Morbidity was observed in 39 patients (13.3 %), including 7 with pancreatic leakage, 12 with anastomotic leakage, and 4 with intraabdominal abscesses, but no mortality was observed. The univariate analysis showed that male gender, total gastrectomy, splenectomy, and a low HGS were significant risk factors for morbidity. A low LBM was not a significant risk factor. A low HGS, male gender, and total gastrectomy remained significant in the multivariate analysis.

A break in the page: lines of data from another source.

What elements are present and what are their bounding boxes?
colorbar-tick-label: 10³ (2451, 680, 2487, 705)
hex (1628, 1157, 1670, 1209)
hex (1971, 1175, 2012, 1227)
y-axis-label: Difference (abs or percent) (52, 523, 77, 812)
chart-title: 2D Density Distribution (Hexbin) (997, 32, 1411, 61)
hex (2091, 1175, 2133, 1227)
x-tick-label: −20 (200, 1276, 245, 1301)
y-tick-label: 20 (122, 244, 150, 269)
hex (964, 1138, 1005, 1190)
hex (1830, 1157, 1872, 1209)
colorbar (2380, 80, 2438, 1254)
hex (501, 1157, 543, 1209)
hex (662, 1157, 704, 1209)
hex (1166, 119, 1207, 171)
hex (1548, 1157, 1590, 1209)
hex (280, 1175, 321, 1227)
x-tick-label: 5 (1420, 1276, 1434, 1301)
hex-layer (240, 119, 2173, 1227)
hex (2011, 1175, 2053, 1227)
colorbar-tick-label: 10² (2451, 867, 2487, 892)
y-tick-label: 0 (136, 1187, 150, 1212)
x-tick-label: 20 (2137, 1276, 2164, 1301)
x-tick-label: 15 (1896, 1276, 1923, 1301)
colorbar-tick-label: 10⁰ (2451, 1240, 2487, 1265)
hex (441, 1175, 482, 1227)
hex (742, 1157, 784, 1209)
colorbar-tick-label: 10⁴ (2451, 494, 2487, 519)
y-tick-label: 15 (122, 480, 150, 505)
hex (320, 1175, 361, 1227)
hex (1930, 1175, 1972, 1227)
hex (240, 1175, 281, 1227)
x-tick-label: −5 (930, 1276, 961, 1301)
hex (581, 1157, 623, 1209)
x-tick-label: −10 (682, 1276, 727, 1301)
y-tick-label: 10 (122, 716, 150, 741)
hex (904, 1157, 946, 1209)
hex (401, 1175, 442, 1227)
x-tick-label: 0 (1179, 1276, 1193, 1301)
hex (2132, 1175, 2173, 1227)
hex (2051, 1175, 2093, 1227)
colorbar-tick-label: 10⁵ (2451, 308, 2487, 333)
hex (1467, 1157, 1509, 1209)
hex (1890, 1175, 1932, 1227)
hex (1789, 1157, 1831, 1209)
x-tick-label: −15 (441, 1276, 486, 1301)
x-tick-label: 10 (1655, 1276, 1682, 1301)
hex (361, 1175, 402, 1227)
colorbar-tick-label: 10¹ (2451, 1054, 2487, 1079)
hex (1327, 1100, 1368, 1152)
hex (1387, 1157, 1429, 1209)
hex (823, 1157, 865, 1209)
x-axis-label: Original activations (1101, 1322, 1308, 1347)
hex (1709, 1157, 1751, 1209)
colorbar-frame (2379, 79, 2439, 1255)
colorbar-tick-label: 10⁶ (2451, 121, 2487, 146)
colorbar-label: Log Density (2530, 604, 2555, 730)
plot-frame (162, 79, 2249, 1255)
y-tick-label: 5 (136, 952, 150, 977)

A low hand grip strength was a significant risk factor for morbidity after gastric cancer surgery. The importance of the hand grip strength as a risk factor should be examined in future prospective studies.
肌肉减少症是肌肉质量和力量的下降。目前尚不清楚肌肉减少症是否与胃癌手术后的发病率相关。本研究评估了肌肉减少症对胃癌手术发病率的影响。
回顾性研究了2011年5月至2013年6月期间接受根治性手术的293例胃癌患者。排除体能状态为3或4级的患者。通过生物电阻抗分析评估术前瘦体重(LBM),并表示为LBM指数。通过握力(HGS)测量术前肌肉功能。临界值为按性别划分的最低20%。通过Clavien-Dindo分类法回顾性评估的2级或更高等级的并发症从患者记录中获取。通过单因素和多因素分析检查并发症的危险因素。
39例患者(13.3%)出现并发症,包括7例胰漏、12例吻合口漏和4例腹腔内脓肿,但未观察到死亡病例。单因素分析显示,男性、全胃切除术、脾切除术和低HGS是并发症的显著危险因素。低LBM不是显著危险因素。在多因素分析中,低HGS、男性和全胃切除术仍然显著。
低握力是胃癌手术后并发症的显著危险因素。握力作为危险因素的重要性应在未来的前瞻性研究中进行检验。